I am aware of and slightly embarrassed by the fact that I behaved badly on my blog yesterday. I was really mad….And I don’t often get mad like that. But honestly, it wasn’t all mad that I was feeling. But mad makes a good cover up for feelings I don’t want to deal with. And I do feel overwhelmed by Art Therapy. I think it is going too fast for me right now and I can’t quite keep up. And I don’t want to be feeling the stuff that is stirring up, so I refuse to…which doesn’t always work so well. Sometimes, feelings have a mind of their own and try to assert themselves even when I am trying to keep them under control.
As to me being mad at the Art Therapist…well…that one was bound to happen anyway. Usually, just when I start to really trust people, I try to sabotage that relationship. The trust is too much for me, so I try to find a way to tear it apart. I have done it enough times, that I know that I do it and have been sort of waiting for it. I just am so used to being disappointed and hurt and abandoned, it is easier for me to destroy a relationship on my own terms before the other person gets a chance to hurt me. That self-preservation technique doesn’t actually work really well with therapy. It is kind of essential that I keep the trust going.

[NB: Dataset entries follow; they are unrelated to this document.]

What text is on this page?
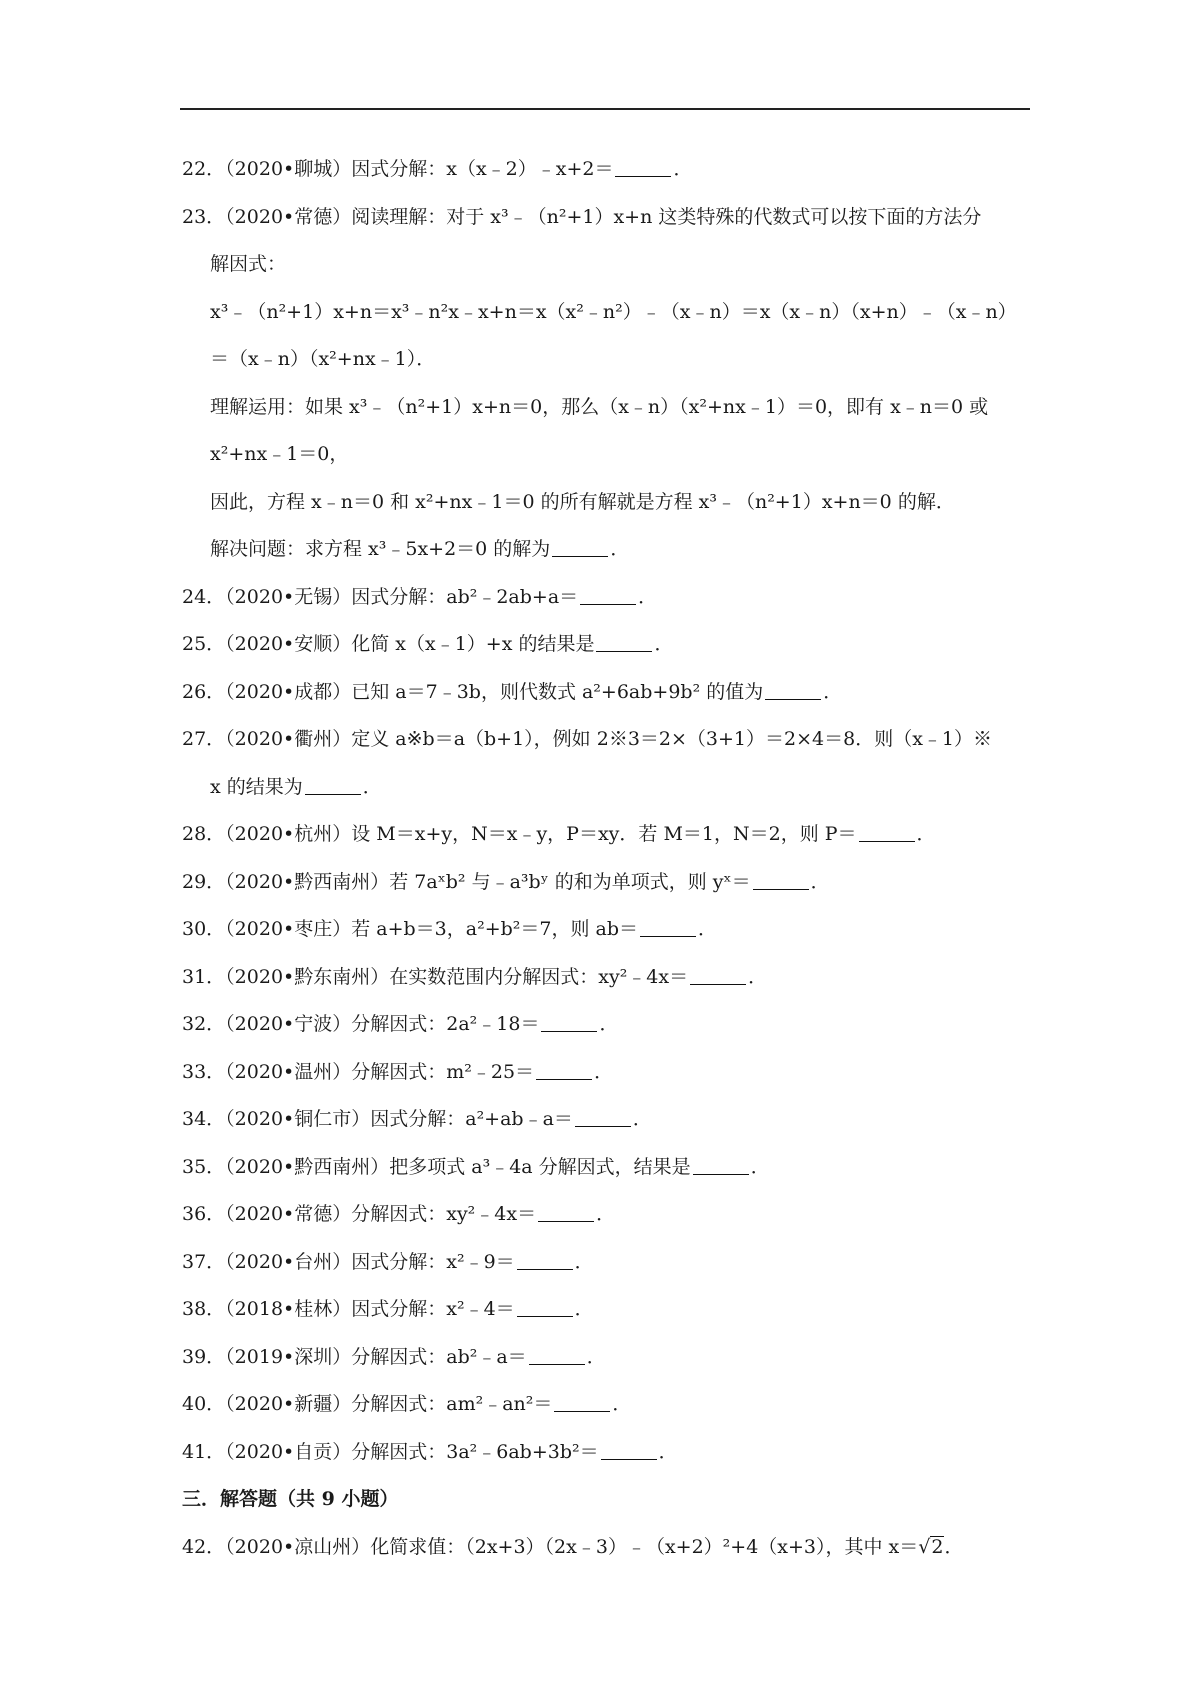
22．（2020•聊城）因式分解：x（x﹣2）﹣x+2＝	．
23．（2020•常德）阅读理解：对于 x³﹣（n²+1）x+n 这类特殊的代数式可以按下面的方法分
解因式：
x³﹣（n²+1）x+n＝x³﹣n²x﹣x+n＝x（x²﹣n²）﹣（x﹣n）＝x（x﹣n）（x+n）﹣（x﹣n）
＝（x﹣n）（x²+nx﹣1）．
理解运用：如果 x³﹣（n²+1）x+n＝0，那么（x﹣n）（x²+nx﹣1）＝0，即有 x﹣n＝0 或
x²+nx﹣1＝0，
因此，方程 x﹣n＝0 和 x²+nx﹣1＝0 的所有解就是方程 x³﹣（n²+1）x+n＝0 的解．
解决问题：求方程 x³﹣5x+2＝0 的解为	．
24．（2020•无锡）因式分解：ab²﹣2ab+a＝	．
25．（2020•安顺）化简 x（x﹣1）+x 的结果是	．
26．（2020•成都）已知 a＝7﹣3b，则代数式 a²+6ab+9b² 的值为	．
27．（2020•衢州）定义 a※b＝a（b+1），例如 2※3＝2×（3+1）＝2×4＝8．则（x﹣1）※
x 的结果为	．
28．（2020•杭州）设 M＝x+y，N＝x﹣y，P＝xy．若 M＝1，N＝2，则 P＝	．
29．（2020•黔西南州）若 7aˣb² 与﹣a³bʸ 的和为单项式，则 yˣ＝	．
30．（2020•枣庄）若 a+b＝3，a²+b²＝7，则 ab＝	．
31．（2020•黔东南州）在实数范围内分解因式：xy²﹣4x＝	．
32．（2020•宁波）分解因式：2a²﹣18＝	．
33．（2020•温州）分解因式：m²﹣25＝	．
34．（2020•铜仁市）因式分解：a²+ab﹣a＝	．
35．（2020•黔西南州）把多项式 a³﹣4a 分解因式，结果是	．
36．（2020•常德）分解因式：xy²﹣4x＝	．
37．（2020•台州）因式分解：x²﹣9＝	．
38．（2018•桂林）因式分解：x²﹣4＝	．
39．（2019•深圳）分解因式：ab²﹣a＝	．
40．（2020•新疆）分解因式：am²﹣an²＝	．
41．（2020•自贡）分解因式：3a²﹣6ab+3b²＝	．
三．解答题（共 9 小题）
42．（2020•凉山州）化简求值：（2x+3）（2x﹣3）﹣（x+2）²+4（x+3），其中 x＝√2．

I don’t know…sometimes, I am just plain tired. I am too complicated for myself!
BTW…I was asked a really good question in my comments yesterday. It really gave me pause…She started by quoting from the blog, “And you know what else? It is my fault! . It seems that I have a knack for bringing bad things to myself…. because I am bad….bad begets bad. I know that there is something wrong with me…And that there always has been something wrong with me. . I am disgusted with myself….sooo stupid! ….I am a ruiner.” And then she posed the following questions, “Where did these voices come from? Whose are they? They have become yours, but where did they originate. Even if not said out loud, someone’s else’s treatment, and/or body language said these things to you…”
I have never given much weight to the fact that the inner dialogue I keep running is not my own…that it did not originate from me….As a matter of fact, I think the first time I really touched on it was in the Baking Cake poem “I simply ceased being as I was before/So changed, that I didn’t remember it was not me/That turned away from my beams of light.” I think I will have to chew on this one for a bit…the idea that my self-vitriol is a conditioned response, not innate, because it feels just like a part of me…But maybe I wasn’t actually born hating myself.
I don’t know….It all overwhelms me. <sigh>
So, after yesterday’s
tantrum blog. I decided that this weekend, I am going to slooow my world down and really work to take care of myself. I turned down an opportunity to work this morning, I accepted a last minute offer for one of my yoga sessions tomorrow afternoon (and I am really looking forward to that!), I got my art magazine that I love (!) in the mail Thursday, so I am going to thumb through that, and I am going to finish an art project that I have been working on and enjoying, I might even sneak out to Lowe’s and pick up some fall bulbs and see about getting them in the ground for the spring. And I am going to try really hard to cut myself some slack. A lot of slack. And to give myself a chance to heal a bit and time to recharge my batteries.